Vagas no ensino superior confirmam tendência de queda
O presente ano lectivo conta com 195.453 vagas, uma tendência de queda face às 231.932 vagas do ano anterior. Distribuição de vagas por áreas de conhecimento reflecte desalinhamento entre formação de capital humano e necessidades da economia nacional, que compromete a tão desejada diversificação
O número de vagas das instituições de ensino superior públicas e privadas autorizadas pelo Ministério do Ensino Superior, Ciência, Tecnologia e Inovação (MESCTI) reduziu 1%, no ano lectivo 2026/2027, para 195.453 estudantes, uma perda de 1.592 novos estudantes em relação às 197.045 vagas disponíveis no ano lectivo anterior.
A província de Luanda tem o maior número de vagas (79.396), seguido de Benguela (19.255), Icolo e Bengo (19.010), Huambo (16.945), Huíla (11.540), Bié (7.590), Uíge (7.439), Malanje (6.910), Cuanza Sul (4.775), Cuanza Norte (3.850), Moxico (3.655), Zaire (3.210), Cunene (2.815), Cubango (2.580), Cabinda (2.192), Namibe (1.830), Lunda-Sul (1.151), Lunda Norte (840) e Bengo (470).
As províncias do Cuando e Moxico Leste não disponibilizaram vagas para o novo ano académico. Mantendo a tendência dos anos anteriores, com 81.991 vagas, a área das ciências sociais tem o maior número de oferta formativa, representando 42% do total de vagas disponíveis. A seguir estão as ciências médicas e da saúde com 52.234 (26%), engenharias e tecnologias com 38.836 (20%), educação e formação com 13.836 (7%), humanidades e artes com 6.328 (3%), ciências naturais com 1.310 (1%) e ciências agrárias e veterinárias com 900 vagas (1%).
A distribuição de vagas por áreas de conhecimento reflecte o desalinhamento entre a formação de capital humano e as necessidades reais da economia nacional, que compromete a tão desejada diversificação económica. As estatísticas sobre a formação académica dos últimos 10 anos comprovam este desfasamento entre a oferta formativa e as necessidades da economia, ou seja: só um em cada 10 licenciados nos estabelecimentos de ensino superior do País entre 2014 e 2024 se graduaram em cursos ligados às engenharias, enquanto o maior número de formados no País estão concentrados nos cursos de ciências sociais e humanas, humanidades e educação, os chamados cursos de "papel e caneta".

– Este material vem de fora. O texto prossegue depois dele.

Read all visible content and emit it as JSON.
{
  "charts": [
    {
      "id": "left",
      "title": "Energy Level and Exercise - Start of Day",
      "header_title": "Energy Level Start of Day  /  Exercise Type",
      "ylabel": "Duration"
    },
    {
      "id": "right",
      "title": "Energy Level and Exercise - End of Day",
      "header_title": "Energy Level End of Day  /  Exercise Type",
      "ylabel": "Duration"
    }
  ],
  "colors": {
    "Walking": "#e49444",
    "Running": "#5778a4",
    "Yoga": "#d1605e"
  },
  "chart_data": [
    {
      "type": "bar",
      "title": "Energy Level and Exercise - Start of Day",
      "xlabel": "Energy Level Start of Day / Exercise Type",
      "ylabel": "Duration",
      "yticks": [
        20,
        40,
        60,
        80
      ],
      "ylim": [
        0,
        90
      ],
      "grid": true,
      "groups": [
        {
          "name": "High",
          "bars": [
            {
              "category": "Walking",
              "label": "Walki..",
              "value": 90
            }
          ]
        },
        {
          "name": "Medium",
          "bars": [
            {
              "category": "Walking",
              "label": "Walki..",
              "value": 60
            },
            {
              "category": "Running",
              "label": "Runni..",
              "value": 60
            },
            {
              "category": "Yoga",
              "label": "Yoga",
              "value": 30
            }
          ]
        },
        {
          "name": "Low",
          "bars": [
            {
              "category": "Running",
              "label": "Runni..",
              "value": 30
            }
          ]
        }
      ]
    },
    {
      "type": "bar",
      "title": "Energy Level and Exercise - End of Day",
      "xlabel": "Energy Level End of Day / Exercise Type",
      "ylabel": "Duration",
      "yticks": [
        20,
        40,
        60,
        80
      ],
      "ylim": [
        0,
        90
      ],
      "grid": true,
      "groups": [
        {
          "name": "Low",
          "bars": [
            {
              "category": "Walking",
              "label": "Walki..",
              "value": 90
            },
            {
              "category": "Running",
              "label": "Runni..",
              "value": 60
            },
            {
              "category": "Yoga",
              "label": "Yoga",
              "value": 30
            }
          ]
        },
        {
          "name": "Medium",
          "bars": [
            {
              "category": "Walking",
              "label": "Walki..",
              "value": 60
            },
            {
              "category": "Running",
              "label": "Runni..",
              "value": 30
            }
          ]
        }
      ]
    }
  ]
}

A redução do número de vagas do ano lectivo 2026/2027 é uma das consequências da avaliação feita pelo Instituto Nacional de Avaliação, Acreditação, e Reconhecimento de Estudos do Ensino Superior (INAAREES), entre Julho e Setembro de 2025, que levou ao encerramento de mais de 50% dos cursos das Instituições de Ensino Superior (IES) públicas e privadas.
Entre as condições essenciais para atribuição das vagas constam o corpo docente em quantidade e qualidade, com perfil adequado, para salvaguardar o rácio estudante/professor bem como a qualidade do ensino ministrado, laboratórios suficientes e com condições apropriadas para a realização das actividades laboratoriais e das práticas inerentes aos cursos, salas de aulas e outras infraestruturas, entre outros critérios.

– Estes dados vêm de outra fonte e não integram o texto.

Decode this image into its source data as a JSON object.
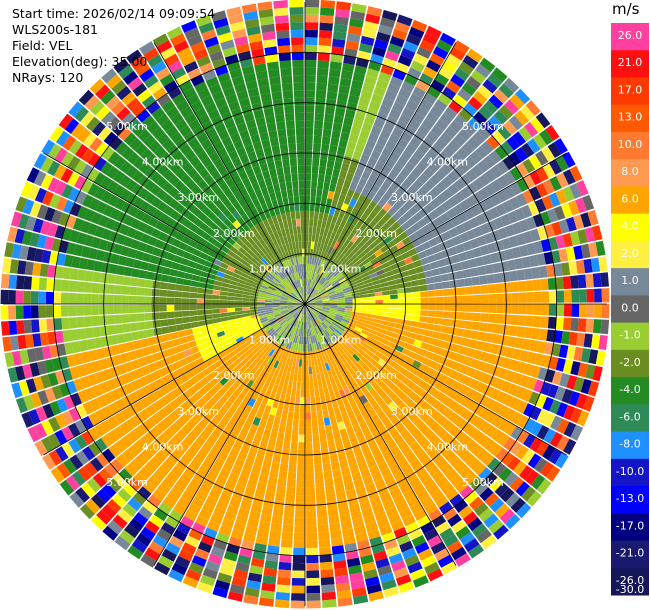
{
  "header": {
    "start_time": "Start time: 2026/02/14 09:09:54",
    "instrument": "WLS200s-181",
    "field": "Field: VEL",
    "elevation": "Elevation(deg): 35.00",
    "nrays": "NRays: 120"
  },
  "chart_data": {
    "type": "heatmap",
    "projection": "polar-ppi",
    "field": "VEL",
    "nrays": 120,
    "max_range_km": 6.0,
    "range_rings_km": [
      1,
      2,
      3,
      4,
      5
    ],
    "range_ring_labels": [
      "1.00km",
      "2.00km",
      "3.00km",
      "4.00km",
      "5.00km"
    ],
    "colorbar": {
      "unit": "m/s",
      "ticks": [
        "26.0",
        "21.0",
        "17.0",
        "13.0",
        "10.0",
        "8.0",
        "6.0",
        "4.0",
        "2.0",
        "1.0",
        "0.0",
        "-1.0",
        "-2.0",
        "-4.0",
        "-6.0",
        "-8.0",
        "-10.0",
        "-13.0",
        "-17.0",
        "-21.0",
        "-26.0",
        "-30.0"
      ],
      "colors": [
        "#ff40a0",
        "#ff1010",
        "#ff3a00",
        "#ff5a00",
        "#ff7a30",
        "#ff9a50",
        "#ffa500",
        "#ffff00",
        "#ffef40",
        "#778899",
        "#666666",
        "#9acd32",
        "#6b8e23",
        "#228b22",
        "#2e8b57",
        "#1e90ff",
        "#1515c8",
        "#0000ff",
        "#000080",
        "#191970",
        "#16165a"
      ]
    },
    "regions": [
      {
        "sector": "north-west",
        "range_km": [
          1.0,
          4.8
        ],
        "velocity_ms": -6.0
      },
      {
        "sector": "west",
        "range_km": [
          0.8,
          4.8
        ],
        "velocity_ms": -2.0
      },
      {
        "sector": "east",
        "range_km": [
          0.8,
          4.8
        ],
        "velocity_ms": -2.0
      },
      {
        "sector": "north-east",
        "range_km": [
          2.5,
          4.6
        ],
        "velocity_ms": 0.0
      },
      {
        "sector": "south",
        "range_km": [
          0.8,
          4.6
        ],
        "velocity_ms": 4.0
      },
      {
        "sector": "near-center",
        "range_km": [
          0.0,
          1.0
        ],
        "velocity_ms": 0.0
      },
      {
        "sector": "outer-ring",
        "range_km": [
          4.6,
          6.0
        ],
        "velocity_ms": "noise"
      }
    ]
  }
}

Num universo de mais de 300 cursos espalhados pelas instituições do ensino superior, as universidades privadas oferecem o maior número de vagas, ao atingir 168.789 lugares (85,66%), restando 28.256 vagas disponibilizadas pelas universidades públicas (14,34%). Para o novo ano académico, o ensino superior conta com um total de 106 instituições de ensino, das quais 75 são privadas e 31 públicas.